May 18th, 2011 No comments

I have a question to challenge all my colleagues working with research data in Computer Science: When was the last time you could replicate a previous study, from other author(s)?

For different reasons, over the past few months I have found myself diving into the rich collection of previous research works in several areas: Wikipedia studies, libre software engineering, social media and social network analysis, to name a few. Probably, many of you already know my inborn bias towards quantitative research (but also for multidisciplinar research methods). So, it may sound totally unsurprising that most of the publications I was reviewing included empirical experiments on different datasets gathered from a wide variety of sources, target systems and virtual communities. As I was scrolling through the pages, I realized, once again, the huge proportion of research work that cannot be replicated in a easy way. Still a sad lesson to be learned, considering that, today, most of us researchers work with digital data. And bits can be duplicated or sent to the other side of the world at negligible cost.

4-digit combination padlock I already commented in my first post the curious study conducted by my colleague Gregorio Robles, about replicability of research works published in MSR. For those of you unfamiliar with MSR series, this is a working conference (formerly a workshop) devoted to the art of “Mining Software Repositories”. It is also co-located with ICSE, preeminent conference on software engineering, so it attracts the top-notch specialists in this area. One would expect that a scientific conference focused on such an empirical, hands-on activity would encourage (and even demand) the ability to access all datasets and tools used in previous experiments, in order to i) better learn the insights of different methods and practical solutions to problems in this area and ii) to make their life easier to other researchers willing to build on top of existing methods, tools and results.

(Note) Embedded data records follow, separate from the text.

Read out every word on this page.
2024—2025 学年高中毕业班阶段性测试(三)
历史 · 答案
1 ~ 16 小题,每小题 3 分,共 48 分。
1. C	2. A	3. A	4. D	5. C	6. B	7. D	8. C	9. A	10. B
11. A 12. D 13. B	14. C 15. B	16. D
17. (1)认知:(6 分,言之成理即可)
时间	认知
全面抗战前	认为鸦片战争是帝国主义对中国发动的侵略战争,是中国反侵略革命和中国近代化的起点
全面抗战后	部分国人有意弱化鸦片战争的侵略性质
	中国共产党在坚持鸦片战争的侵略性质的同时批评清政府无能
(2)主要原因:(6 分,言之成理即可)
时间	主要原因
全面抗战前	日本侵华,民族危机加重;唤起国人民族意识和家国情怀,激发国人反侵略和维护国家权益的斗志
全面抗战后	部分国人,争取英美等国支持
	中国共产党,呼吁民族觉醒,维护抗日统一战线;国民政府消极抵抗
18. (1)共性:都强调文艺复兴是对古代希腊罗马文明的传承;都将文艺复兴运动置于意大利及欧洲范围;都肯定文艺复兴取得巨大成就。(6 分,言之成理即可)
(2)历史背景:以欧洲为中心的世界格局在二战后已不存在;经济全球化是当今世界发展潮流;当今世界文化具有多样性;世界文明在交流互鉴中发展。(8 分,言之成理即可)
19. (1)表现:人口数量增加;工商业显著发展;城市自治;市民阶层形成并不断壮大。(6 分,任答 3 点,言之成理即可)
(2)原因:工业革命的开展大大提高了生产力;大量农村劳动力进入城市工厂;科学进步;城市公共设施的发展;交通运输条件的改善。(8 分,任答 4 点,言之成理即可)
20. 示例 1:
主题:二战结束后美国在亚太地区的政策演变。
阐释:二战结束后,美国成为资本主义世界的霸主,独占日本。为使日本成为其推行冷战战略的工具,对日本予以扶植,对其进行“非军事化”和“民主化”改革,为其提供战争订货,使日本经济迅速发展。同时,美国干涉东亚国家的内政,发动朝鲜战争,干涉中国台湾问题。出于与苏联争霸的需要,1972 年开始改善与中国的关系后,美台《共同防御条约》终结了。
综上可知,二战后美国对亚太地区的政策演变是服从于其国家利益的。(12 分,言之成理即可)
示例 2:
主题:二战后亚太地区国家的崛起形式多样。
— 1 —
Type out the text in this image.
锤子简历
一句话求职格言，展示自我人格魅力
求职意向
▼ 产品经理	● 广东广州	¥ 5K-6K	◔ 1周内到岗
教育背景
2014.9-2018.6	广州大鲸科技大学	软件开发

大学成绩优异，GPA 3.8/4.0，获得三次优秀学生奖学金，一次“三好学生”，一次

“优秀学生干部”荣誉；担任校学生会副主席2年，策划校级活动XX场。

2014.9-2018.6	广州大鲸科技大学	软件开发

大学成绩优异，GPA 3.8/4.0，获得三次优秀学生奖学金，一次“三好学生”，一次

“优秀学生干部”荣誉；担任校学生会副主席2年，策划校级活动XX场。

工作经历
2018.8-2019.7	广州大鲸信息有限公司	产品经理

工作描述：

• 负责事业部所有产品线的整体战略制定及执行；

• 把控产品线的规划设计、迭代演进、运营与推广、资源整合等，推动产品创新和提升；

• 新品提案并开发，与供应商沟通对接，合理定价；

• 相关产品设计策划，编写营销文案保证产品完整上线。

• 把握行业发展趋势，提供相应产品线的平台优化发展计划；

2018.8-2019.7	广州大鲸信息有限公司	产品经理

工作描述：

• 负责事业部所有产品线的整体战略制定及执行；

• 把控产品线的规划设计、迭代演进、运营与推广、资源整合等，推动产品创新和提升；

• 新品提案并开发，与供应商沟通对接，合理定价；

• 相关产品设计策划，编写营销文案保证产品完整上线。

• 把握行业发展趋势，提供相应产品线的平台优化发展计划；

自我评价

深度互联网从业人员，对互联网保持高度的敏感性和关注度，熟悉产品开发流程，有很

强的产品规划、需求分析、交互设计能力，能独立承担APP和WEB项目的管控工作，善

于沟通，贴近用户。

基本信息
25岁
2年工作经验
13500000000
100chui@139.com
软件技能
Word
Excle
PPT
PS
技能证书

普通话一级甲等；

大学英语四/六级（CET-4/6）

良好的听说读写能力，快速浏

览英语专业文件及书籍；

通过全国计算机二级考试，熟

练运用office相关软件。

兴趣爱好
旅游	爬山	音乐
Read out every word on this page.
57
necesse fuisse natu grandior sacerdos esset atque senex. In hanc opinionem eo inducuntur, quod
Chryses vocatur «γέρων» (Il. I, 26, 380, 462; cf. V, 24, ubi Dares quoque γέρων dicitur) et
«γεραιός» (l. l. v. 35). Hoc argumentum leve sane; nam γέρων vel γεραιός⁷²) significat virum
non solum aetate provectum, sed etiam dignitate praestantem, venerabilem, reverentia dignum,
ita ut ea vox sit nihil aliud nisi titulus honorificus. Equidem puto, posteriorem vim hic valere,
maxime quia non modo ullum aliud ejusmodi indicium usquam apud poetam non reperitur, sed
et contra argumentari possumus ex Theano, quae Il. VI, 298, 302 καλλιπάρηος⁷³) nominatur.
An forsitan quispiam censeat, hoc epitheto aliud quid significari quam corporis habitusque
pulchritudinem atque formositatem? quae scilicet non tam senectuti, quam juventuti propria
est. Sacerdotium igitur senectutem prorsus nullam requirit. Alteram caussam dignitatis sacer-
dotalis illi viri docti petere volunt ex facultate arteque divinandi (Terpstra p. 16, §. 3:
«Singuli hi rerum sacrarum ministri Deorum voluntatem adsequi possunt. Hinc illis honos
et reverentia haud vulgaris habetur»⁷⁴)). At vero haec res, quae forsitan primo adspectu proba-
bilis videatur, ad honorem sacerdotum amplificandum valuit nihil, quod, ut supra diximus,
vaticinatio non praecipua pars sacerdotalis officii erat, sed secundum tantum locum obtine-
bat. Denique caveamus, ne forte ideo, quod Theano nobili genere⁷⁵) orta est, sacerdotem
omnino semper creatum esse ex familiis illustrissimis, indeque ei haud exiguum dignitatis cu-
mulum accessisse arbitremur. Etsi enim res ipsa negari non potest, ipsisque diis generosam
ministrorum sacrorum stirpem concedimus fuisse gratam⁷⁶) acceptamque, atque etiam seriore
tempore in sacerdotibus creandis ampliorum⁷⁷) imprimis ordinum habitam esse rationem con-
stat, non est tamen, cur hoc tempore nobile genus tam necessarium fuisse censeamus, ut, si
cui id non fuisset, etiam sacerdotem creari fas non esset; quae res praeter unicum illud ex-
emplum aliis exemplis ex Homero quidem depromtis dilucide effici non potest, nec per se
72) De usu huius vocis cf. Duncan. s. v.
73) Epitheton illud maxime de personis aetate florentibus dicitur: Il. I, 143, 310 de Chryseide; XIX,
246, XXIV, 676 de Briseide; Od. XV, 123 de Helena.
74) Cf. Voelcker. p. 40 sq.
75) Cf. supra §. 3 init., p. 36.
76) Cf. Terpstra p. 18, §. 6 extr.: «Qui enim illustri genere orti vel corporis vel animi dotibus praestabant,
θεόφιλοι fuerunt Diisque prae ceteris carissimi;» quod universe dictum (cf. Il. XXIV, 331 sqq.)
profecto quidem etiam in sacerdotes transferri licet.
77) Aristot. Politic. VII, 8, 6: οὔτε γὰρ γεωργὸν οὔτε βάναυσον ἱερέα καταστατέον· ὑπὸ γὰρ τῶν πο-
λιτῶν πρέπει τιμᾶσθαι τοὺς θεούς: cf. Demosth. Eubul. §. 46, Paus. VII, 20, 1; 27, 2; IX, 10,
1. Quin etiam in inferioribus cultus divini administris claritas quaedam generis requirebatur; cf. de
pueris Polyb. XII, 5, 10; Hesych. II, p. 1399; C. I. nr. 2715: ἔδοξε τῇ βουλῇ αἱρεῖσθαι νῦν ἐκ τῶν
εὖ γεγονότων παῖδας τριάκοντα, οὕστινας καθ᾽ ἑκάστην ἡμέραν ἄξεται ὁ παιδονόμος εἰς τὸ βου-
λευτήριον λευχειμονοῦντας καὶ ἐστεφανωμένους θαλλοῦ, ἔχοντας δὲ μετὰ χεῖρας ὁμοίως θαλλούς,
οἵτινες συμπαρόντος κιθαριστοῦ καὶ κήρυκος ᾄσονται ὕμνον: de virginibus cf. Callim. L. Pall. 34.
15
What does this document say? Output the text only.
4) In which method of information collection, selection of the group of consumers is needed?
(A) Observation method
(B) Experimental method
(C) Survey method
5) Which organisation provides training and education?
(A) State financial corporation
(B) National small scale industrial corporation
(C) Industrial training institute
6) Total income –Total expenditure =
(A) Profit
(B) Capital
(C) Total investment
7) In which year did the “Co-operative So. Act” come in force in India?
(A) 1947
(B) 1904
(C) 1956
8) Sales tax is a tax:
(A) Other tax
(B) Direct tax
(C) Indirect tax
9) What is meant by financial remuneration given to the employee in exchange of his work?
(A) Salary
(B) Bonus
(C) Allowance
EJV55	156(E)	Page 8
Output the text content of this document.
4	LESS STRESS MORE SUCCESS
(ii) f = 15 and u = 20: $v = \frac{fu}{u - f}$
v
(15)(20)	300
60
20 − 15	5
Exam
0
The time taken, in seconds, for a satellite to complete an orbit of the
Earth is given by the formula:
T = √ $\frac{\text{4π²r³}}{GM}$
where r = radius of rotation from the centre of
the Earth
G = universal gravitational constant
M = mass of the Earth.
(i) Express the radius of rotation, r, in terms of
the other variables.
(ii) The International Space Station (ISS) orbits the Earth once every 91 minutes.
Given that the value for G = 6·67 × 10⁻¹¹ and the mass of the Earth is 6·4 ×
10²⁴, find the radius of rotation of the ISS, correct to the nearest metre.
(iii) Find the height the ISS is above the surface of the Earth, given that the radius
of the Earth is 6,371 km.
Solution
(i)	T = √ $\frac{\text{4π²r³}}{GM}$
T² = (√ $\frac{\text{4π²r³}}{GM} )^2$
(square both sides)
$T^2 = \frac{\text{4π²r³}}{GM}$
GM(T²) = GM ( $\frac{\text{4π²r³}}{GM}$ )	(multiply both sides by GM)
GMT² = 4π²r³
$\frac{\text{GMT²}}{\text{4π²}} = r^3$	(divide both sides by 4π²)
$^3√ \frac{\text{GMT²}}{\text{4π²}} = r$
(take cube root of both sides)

Far from this, the conclusions from the replicability study were quite dissapointing. From the 171 papers published in the 6 previous editions of MSR, the most frequent case (64 papers) is that of a study that uses publicly available data sources, but it doesn’t offer access to the processed dataset (the results), or to the tools/scripts to perform that study, either. Even more worrisome is a trend discovered in these publications: as time goes by, the number of papers with publicly available processed datasets was lower!! Therefore, the situation is getting worse.